If Chicago’s other music festivals—Pitchfork and Lollapalooza—presented snapshots of modern, mainstream music, what Riot Fest offered was completely off that spectrum. It was “Remember when?” with “the replacements” as the organizing theme, as nearly every band appeared to be supercharged with young guns providing energy in the rhythm section. Best Coast had a second guitarist. The Replacements had replacements on drums and lead guitar, with O.G. member either dead (Bob Stinson, booted from the band at their apex), retired (Chris Mars, who’s now a visual artist), or temporarily capacitated (Slim Dunlap, whose stroke and subsequent medical requirements prompted the reunion earlier this year). Saves the Day was slogging through another configuration of Chris Conley + Some Guys. The Pixies got rid of Kim fucking Deal but found another female bassist named Kim. These bands weren’t the same as the ones you fell in love with, but they sounded the same; they sounded better, really, with individual sloppiness swapped out for hired hand tightness. Musicians who know their role. Not that there’s anything wrong with that—the youngs can’t tell the difference and the olds know the value of holding down a paycheck. Tommy Stinson’s day job is playing bass in Guns n’ Roses, after all. Maybe the responsible thing would be to admit that a punk rock band won’t ever change the world and you’ll never make a record better than the one ten years ago, but then again there’s no shame in sticking around if you've got the adjusted ego for it.

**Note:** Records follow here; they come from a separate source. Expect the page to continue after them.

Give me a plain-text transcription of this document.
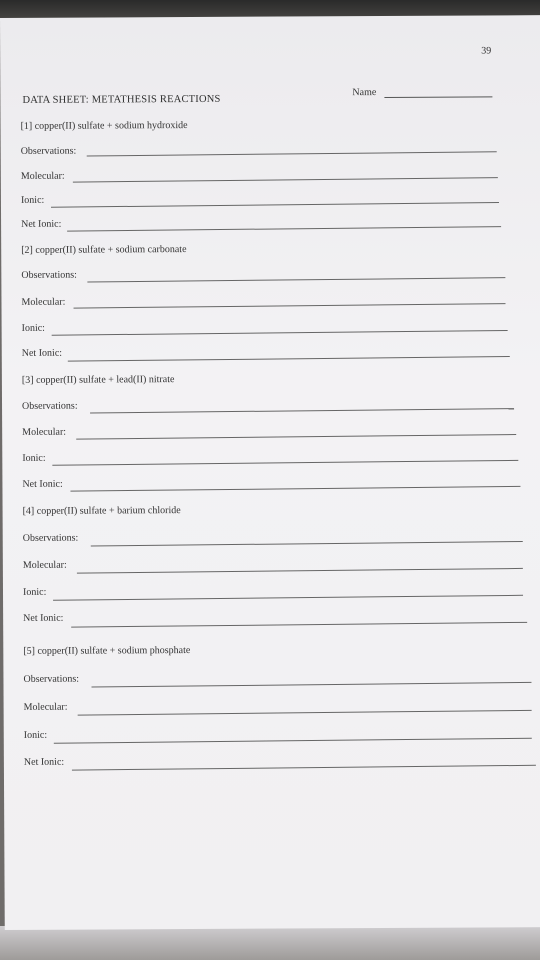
39
DATA SHEET: METATHESIS REACTIONS
Name
[1] copper(II) sulfate + sodium hydroxide
Observations:
Molecular:
Ionic:
Net Ionic:
[2] copper(II) sulfate + sodium carbonate
Observations:
Molecular:
Ionic:
Net Ionic:
[3] copper(II) sulfate + lead(II) nitrate
Observations:
Molecular:
Ionic:
Net Ionic:
[4] copper(II) sulfate + barium chloride
Observations:
Molecular:
Ionic:
Net Ionic:
[5] copper(II) sulfate + sodium phosphate
Observations:
Molecular:
Ionic:
Net Ionic:
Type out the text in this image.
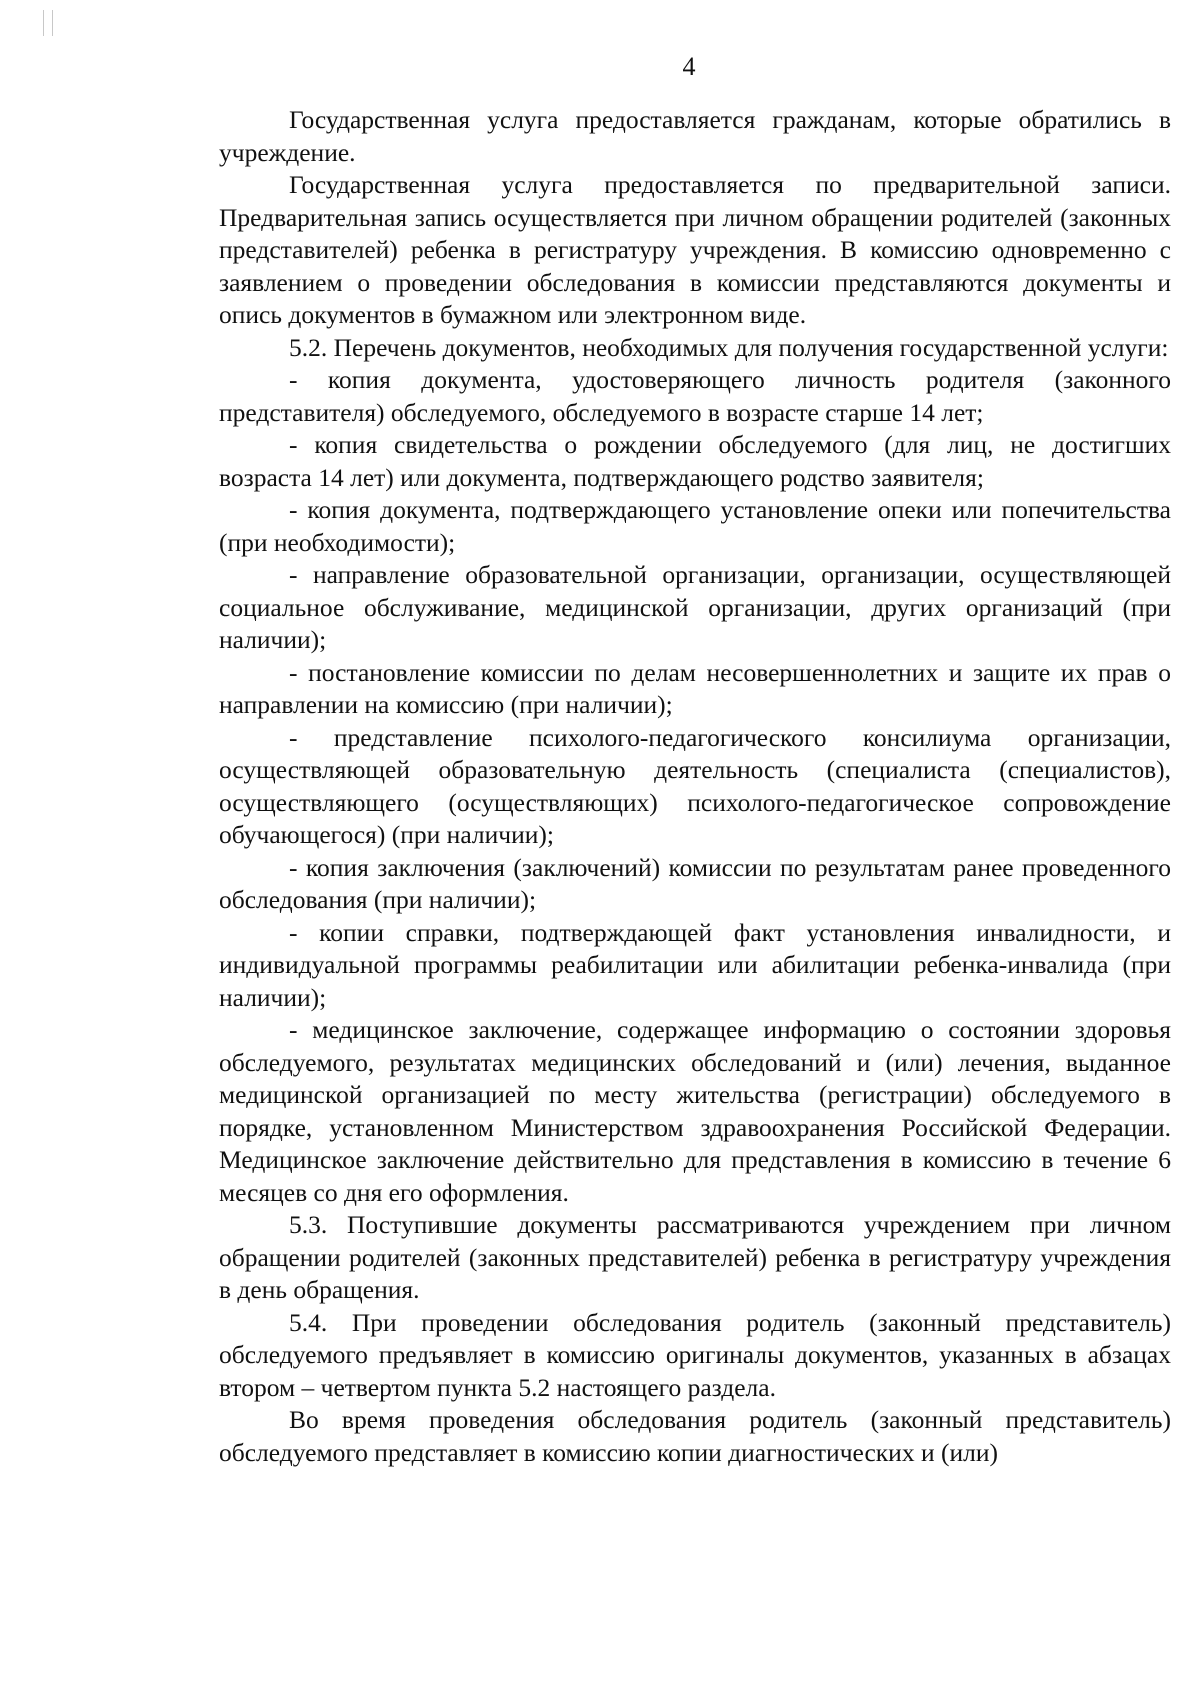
4

Государственная услуга предоставляется гражданам, которые обратились в учреждение.

Государственная услуга предоставляется по предварительной записи. Предварительная запись осуществляется при личном обращении родителей (законных представителей) ребенка в регистратуру учреждения. В комиссию одновременно с заявлением о проведении обследования в комиссии представляются документы и опись документов в бумажном или электронном виде.

5.2. Перечень документов, необходимых для получения государственной услуги:

- копия документа, удостоверяющего личность родителя (законного представителя) обследуемого, обследуемого в возрасте старше 14 лет;

- копия свидетельства о рождении обследуемого (для лиц, не достигших возраста 14 лет) или документа, подтверждающего родство заявителя;

- копия документа, подтверждающего установление опеки или попечительства (при необходимости);

- направление образовательной организации, организации, осуществляющей социальное обслуживание, медицинской организации, других организаций (при наличии);

- постановление комиссии по делам несовершеннолетних и защите их прав о направлении на комиссию (при наличии);

- представление психолого-педагогического консилиума организации, осуществляющей образовательную деятельность (специалиста (специалистов), осуществляющего (осуществляющих) психолого-педагогическое сопровождение обучающегося) (при наличии);

- копия заключения (заключений) комиссии по результатам ранее проведенного обследования (при наличии);

- копии справки, подтверждающей факт установления инвалидности, и индивидуальной программы реабилитации или абилитации ребенка-инвалида (при наличии);

- медицинское заключение, содержащее информацию о состоянии здоровья обследуемого, результатах медицинских обследований и (или) лечения, выданное медицинской организацией по месту жительства (регистрации) обследуемого в порядке, установленном Министерством здравоохранения Российской Федерации. Медицинское заключение действительно для представления в комиссию в течение 6 месяцев со дня его оформления.

5.3. Поступившие документы рассматриваются учреждением при личном обращении родителей (законных представителей) ребенка в регистратуру учреждения в день обращения.

5.4. При проведении обследования родитель (законный представитель) обследуемого предъявляет в комиссию оригиналы документов, указанных в абзацах втором – четвертом пункта 5.2 настоящего раздела.

Во время проведения обследования родитель (законный представитель) обследуемого представляет в комиссию копии диагностических и (или)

Other songs get much bigger pops, but the theme of the weekend might be Against Me!’s “I Was A Teenage Anarchist,” which for being an Against Me! song from 2010 got a healthy ripple of recognition when singer Laura Jane Grace fired it up. Against Me!, a band that once endured accusations of selling out for signing to the decidedly minor Fat Wreck Chords, is now an ex-major survivor with a once-thrashing sound mellowed into straight modern rock and a set list filled with searingly unironic songs about looking for a revolution. But “Teenage Anarchist” chalks all those uncomfortably emotional leftist urges to youthful impulse, the subtext being that even Grace realized she had to make a living to keep participating in the world. “Do you remember when you were young and you wanted to set the world on fire?” she asks in the song, a straw poll that would probably gather a median answer of “Yeah, definitely” if taken at the festival. But now everyone is old and comfortable or young and too precious to get it. At one point in Dinosaur Jr., a few hoodied teenagers get into it during “Freak Scene” and start bopping around in a playful non-contact way. Next to them, a grayed couple claps their hands in amazement that someone is keeping the flame alive. There’s plenty of time to figure out that guitars can only go so far—or not, even—and why ruin the fun? But the kids are alright, or at least will be alright. Cameron, my sweet Mormon teen: I hope you made your own decision.